Lad Latesh, Mewies Martin, Raven Emma Lloyd
Department of Chemistry, University of Leicester, UK.
Biochemistry. 2002 Nov 19;41(46):13774-81. doi: 10.1021/bi0261591.
The catalytic mechanism of recombinant soybean cytosolic ascorbate peroxidase (rsAPX) and a derivative of rsAPX in which a cysteine residue (Cys32) located close to the substrate (L-ascorbic acid) binding site has been modified to preclude binding of ascorbate [Mandelman, D., Jamal, J., and Poulos, T. L. (1998) Biochemistry 37, 17610-17617] has been examined using pre-steady-state and steady-state kinetic techniques. Formation (k1 = 3.3 +/- 0.1 x 10(7) M(-1) s(-1)) of Compound I and reduction (k(2) = 5.2 +/- 0.3 x 10(6) M(-1) s(-1)) of Compound I by substrate are fast. Wavelength maxima for Compound I of rsAPX (lambda(max) (nm) = 409, 530, 569, 655) are consistent with a porphyrin pi-cation radical. Reduction of Compound II by L-ascorbate is rate-limiting: at low substrate concentration (0-500 microM), kinetic traces were monophasic but above approximately 500 microM were biphasic. Observed rate constants for the fast phase overlaid with observed rate constants extracted from the (monophasic) dependence observed below 500 microM and showed saturation kinetics; rate constants for the slow phase were linearly dependent on substrate concentration (k(3-slow)) = 3.1 +/- 0.1 x 10(3) M(-1) s(-1)).
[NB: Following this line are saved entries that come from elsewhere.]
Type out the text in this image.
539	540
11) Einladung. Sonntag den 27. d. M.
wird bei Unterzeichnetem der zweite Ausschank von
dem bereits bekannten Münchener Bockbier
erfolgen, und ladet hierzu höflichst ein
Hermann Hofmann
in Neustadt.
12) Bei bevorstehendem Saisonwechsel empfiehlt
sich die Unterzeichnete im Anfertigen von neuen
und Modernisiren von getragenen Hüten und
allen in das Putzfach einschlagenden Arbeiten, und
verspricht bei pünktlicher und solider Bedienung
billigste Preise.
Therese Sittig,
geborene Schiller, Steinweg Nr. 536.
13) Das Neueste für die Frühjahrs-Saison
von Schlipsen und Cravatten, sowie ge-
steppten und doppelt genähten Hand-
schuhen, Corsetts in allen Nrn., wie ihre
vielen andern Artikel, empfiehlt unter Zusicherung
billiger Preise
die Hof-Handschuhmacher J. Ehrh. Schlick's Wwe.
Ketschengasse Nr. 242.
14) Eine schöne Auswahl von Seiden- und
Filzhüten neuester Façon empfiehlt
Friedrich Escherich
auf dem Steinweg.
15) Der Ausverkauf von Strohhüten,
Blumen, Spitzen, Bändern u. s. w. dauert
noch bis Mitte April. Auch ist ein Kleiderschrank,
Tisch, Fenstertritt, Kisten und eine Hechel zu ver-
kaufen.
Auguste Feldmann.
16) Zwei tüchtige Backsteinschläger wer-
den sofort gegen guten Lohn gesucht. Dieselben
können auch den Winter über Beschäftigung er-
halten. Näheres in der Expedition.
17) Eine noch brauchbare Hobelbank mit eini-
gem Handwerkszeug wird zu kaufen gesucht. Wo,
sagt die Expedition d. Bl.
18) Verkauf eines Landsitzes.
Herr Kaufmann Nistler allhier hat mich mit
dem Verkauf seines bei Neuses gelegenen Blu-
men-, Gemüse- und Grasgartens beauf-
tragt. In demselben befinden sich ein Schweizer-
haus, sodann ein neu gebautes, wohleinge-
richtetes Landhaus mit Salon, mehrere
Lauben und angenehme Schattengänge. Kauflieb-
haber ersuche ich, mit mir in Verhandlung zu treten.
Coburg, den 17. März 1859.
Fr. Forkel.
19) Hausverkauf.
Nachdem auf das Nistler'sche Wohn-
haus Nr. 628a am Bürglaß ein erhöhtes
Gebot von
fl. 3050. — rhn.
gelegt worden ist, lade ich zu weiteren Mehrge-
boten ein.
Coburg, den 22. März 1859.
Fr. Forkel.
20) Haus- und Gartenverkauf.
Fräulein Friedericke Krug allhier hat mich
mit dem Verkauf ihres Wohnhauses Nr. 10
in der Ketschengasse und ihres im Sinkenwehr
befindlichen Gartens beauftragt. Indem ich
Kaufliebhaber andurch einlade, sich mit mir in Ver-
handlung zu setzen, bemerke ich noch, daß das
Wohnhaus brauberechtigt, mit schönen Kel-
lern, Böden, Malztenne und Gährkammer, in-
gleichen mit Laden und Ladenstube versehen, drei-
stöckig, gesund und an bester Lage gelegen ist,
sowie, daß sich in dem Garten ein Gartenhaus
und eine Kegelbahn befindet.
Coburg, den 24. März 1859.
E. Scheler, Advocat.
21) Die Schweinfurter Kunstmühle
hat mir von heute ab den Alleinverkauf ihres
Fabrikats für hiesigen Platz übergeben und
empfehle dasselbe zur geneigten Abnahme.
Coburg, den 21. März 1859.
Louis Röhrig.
Kinetic transients for reduction of Compound II by L-ascorbic acid for Cys32-modified rsAPX are monophasic at all substrate concentrations, and the second-order rate constant (k(3) = 0.9 +/- 0.1 x 10(3) M(-1) s(-1)) is similar to that obtained from the slow phase of Compound II reduction for unmodified rsAPX. Steady-state oxidation of L-ascorbate by rsAPX showed a sigmoidal dependence on substrate concentration and data were satisfactorily rationalized using the Hill equation; oxidation of L-ascorbic acid by Cys32-modified rsAPX showed no evidence of sigmoidal behavior. The data are consistent with the presence of two kinetically competent binding sites for ascorbate in APX.
利用预稳态和稳态动力学技术,研究了重组大豆胞质抗坏血酸过氧化物酶(rsAPX)及其一个衍生物的催化机制。在该衍生物中,靠近底物(L-抗坏血酸)结合位点的一个半胱氨酸残基(Cys32)已被修饰,以阻止抗坏血酸的结合[曼德尔曼,D.,贾马尔,J.,和普洛斯,T. L.(1998年)《生物化学》37卷,17610 - 17617页]。化合物I的形成(k1 = 3.3±0.1×10⁷ M⁻¹ s⁻¹)以及底物对化合物I的还原(k₂ = 5.2±0.3×10⁶ M⁻¹ s⁻¹)都很快。rsAPX的化合物I的波长最大值(λmax(纳米)= 409、530、569、655)与卟啉π-阳离子自由基一致。L-抗坏血酸对化合物II的还原是限速步骤:在低底物浓度(0 - 500微摩尔)下,动力学曲线是单相的,但在约500微摩尔以上是双相的。快速相的观测速率常数与从500微摩尔以下观测到的(单相)依赖性中提取的观测速率常数重叠,并显示出饱和动力学;慢相的速率常数与底物浓度呈线性相关(k(3 - slow))= 3.1±0.1×10³ M⁻¹ s⁻¹)。对于Cys32修饰的rsAPX,L-抗坏血酸还原化合物II的动力学瞬变在所有底物浓度下都是单相的,二级速率常数(k₃ = 0.9±0.1×¹⁰³ M⁻¹ s⁻¹)与从未修饰的rsAPX的化合物II还原慢相中获得的速率常数相似。rsAPX对L-抗坏血酸的稳态氧化显示出对底物浓度的S形依赖性,并且使用希尔方程对数据进行了令人满意的合理化处理;Cys32修饰的rsAPX对L-抗坏血酸的氧化没有显示出S形行为的证据。这些数据与APX中存在两个对抗坏血酸具有动力学活性的结合位点一致。